I’ve wondered this myself. Over 10,000 of them were built, and the survivors have been rebuilt and re-engined and many are still earning their keep. I’d be interested to know how many are still flying.
ETA: A longtime friend of mine was born in Sitka. He said when he was a kid the family would get off the island by PBY-5 Catalina. Lucky bastard!
I flew in a commercial one as a kid. I think from Chicago to Janesville, WI.
Not ever, or any other (turbo-)prop engined commercial aircraft. Always wanted to, but the smaller Douglas and Boeing jets had already saturated the short haul sector in California by 1965 if not earlier. Going to college in San Diego and being from L.A. I often flew between San Diego and LAX (or Burbank), and it was always a Boeing 737 or 727. When passing through Midwestern airports on my occasional journeys farther afield, however, I would very often see propellered airliners that looked like they could be Viscounts or DC-6s or some such.

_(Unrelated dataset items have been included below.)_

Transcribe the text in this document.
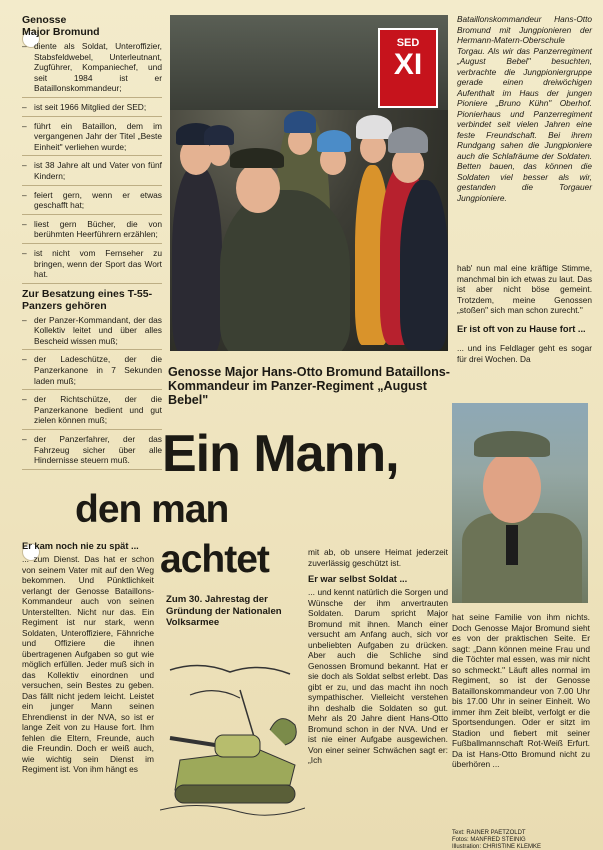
Genosse
Major Bromund
– diente als Soldat, Unteroffizier, Stabsfeldwebel, Unterleutnant, Zugführer, Kompaniechef, und seit 1984 ist er Bataillonskommandeur;
– ist seit 1966 Mitglied der SED;
– führt ein Bataillon, dem im vergangenen Jahr der Titel „Beste Einheit" verliehen wurde;
– ist 38 Jahre alt und Vater von fünf Kindern;
– feiert gern, wenn er etwas geschafft hat;
– liest gern Bücher, die von berühmten Heerführern erzählen;
– ist nicht vom Fernseher zu bringen, wenn der Sport das Wort hat.
Zur Besatzung eines T-55-Panzers gehören
– der Panzer-Kommandant, der das Kollektiv leitet und über alles Bescheid wissen muß;
– der Ladeschütze, der die Panzerkanone in 7 Sekunden laden muß;
– der Richtschütze, der die Panzerkanone bedient und gut zielen können muß;
– der Panzerfahrer, der das Fahrzeug sicher über alle Hindernisse steuern muß.
SED
XI
Bataillonskommandeur Hans-Otto Bromund mit Jungpionieren der Hermann-Matern-Oberschule Torgau. Als wir das Panzerregiment „August Bebel" besuchten, verbrachte die Jungpioniergruppe gerade einen dreiwöchigen Aufenthalt im Haus der jungen Pioniere „Bruno Kühn" Oberhof. Pionierhaus und Panzerregiment verbindet seit vielen Jahren eine feste Freundschaft. Bei ihrem Rundgang sahen die Jungpioniere auch die Schlafräume der Soldaten. Betten bauen, das können die Soldaten viel besser als wir, gestanden die Torgauer Jungpioniere.

hab' nun mal eine kräftige Stimme, manchmal bin ich etwas zu laut. Das ist aber nicht böse gemeint. Trotzdem, meine Genossen „stoßen" sich man schon zurecht."

Er ist oft von zu Hause fort ...

... und ins Feldlager geht es sogar für drei Wochen. Da

Genosse Major Hans-Otto Bromund Bataillons-Kommandeur im Panzer-Regiment „August Bebel"
Ein Mann,
den man
achtet
Er kam noch nie zu spät ...

... zum Dienst. Das hat er schon von seinem Vater mit auf den Weg bekommen. Und Pünktlichkeit verlangt der Genosse Bataillons-Kommandeur auch von seinen Unterstellten. Nicht nur das. Ein Regiment ist nur stark, wenn Soldaten, Unteroffiziere, Fähnriche und Offiziere die ihnen übertragenen Aufgaben so gut wie möglich erfüllen. Jeder muß sich in das Kollektiv einordnen und versuchen, sein Bestes zu geben. Das fällt nicht jedem leicht. Leistet ein junger Mann seinen Ehrendienst in der NVA, so ist er lange Zeit von zu Hause fort. Ihm fehlen die Eltern, Freunde, auch die Freundin. Doch er weiß auch, wie wichtig sein Dienst im Regiment ist. Von ihm hängt es

Zum 30. Jahrestag der Gründung der Nationalen Volksarmee

mit ab, ob unsere Heimat jederzeit zuverlässig geschützt ist.

Er war selbst Soldat ...

... und kennt natürlich die Sorgen und Wünsche der ihm anvertrauten Soldaten. Darum spricht Major Bromund mit ihnen. Manch einer versucht am Anfang auch, sich vor unbeliebten Aufgaben zu drücken. Aber auch die Schliche sind Genossen Bromund bekannt. Hat er sie doch als Soldat selbst erlebt. Das gibt er zu, und das macht ihn noch sympathischer. Vielleicht verstehen ihn deshalb die Soldaten so gut. Mehr als 20 Jahre dient Hans-Otto Bromund schon in der NVA. Und er ist nie einer Aufgabe ausgewichen. Von einer seiner Schwächen sagt er: „Ich

hat seine Familie von ihm nichts. Doch Genosse Major Bromund sieht es von der praktischen Seite. Er sagt: „Dann können meine Frau und die Töchter mal essen, was mir nicht so schmeckt." Läuft alles normal im Regiment, so ist der Genosse Bataillonskommandeur von 7.00 Uhr bis 17.00 Uhr in seiner Einheit. Wo immer ihm Zeit bleibt, verfolgt er die Sportsendungen. Oder er sitzt im Stadion und fiebert mit seiner Fußballmannschaft Rot-Weiß Erfurt. Da ist Hans-Otto Bromund nicht zu überhören ...

Text: RAINER PAETZOLDT
Fotos: MANFRED STEINIG
Illustration: CHRISTINE KLEMKE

I now drive past (or through) LAX nearly every working day and, oddly enough, I often see newer generation turboprops, including one that looks quite like a Viscount. But my expectation is that I really don’t want to go to any of the places where these airplanes are going, so I’m not likely to get a ride on one.
When I was 13 (1971) my family all went back East to see my mother’s family and to spend a week in the Wisconsin North Woods. The first leg of our trip was LAX to Chicago, via American Airlines. American had just proudly trotted out their new widebody DC10, so the in-flight magazine had a long article about the airline’s first DC3s. By all accounts, it seems to have been a remarkable aircraft, especially if you engaged the sleeping compartment in the back. I can’t think of a single in-flight mag I’ve seen since then that was worth saving, but I sure wish I still had that one.
Oh, my yes, many many hours. Very frequent flights in the C-47 (Army Air Corps version), and later frequent flights in Northeast Airlines around New England. Absolutely wonderful aircraft. If you have to crash, you have a much better chance of surviving in a DC-3 than another other plane I know of. Many have walked away from crashes and emergency landings.
Can’t find it now, but back in the late 60s or early 70s, a reporter in, I think it was in The Wall Street Journal, tried to fly across the U.S. in nothing but DC-3s still used in regional airlines, and he did accomplish it. Lots of transfers, though.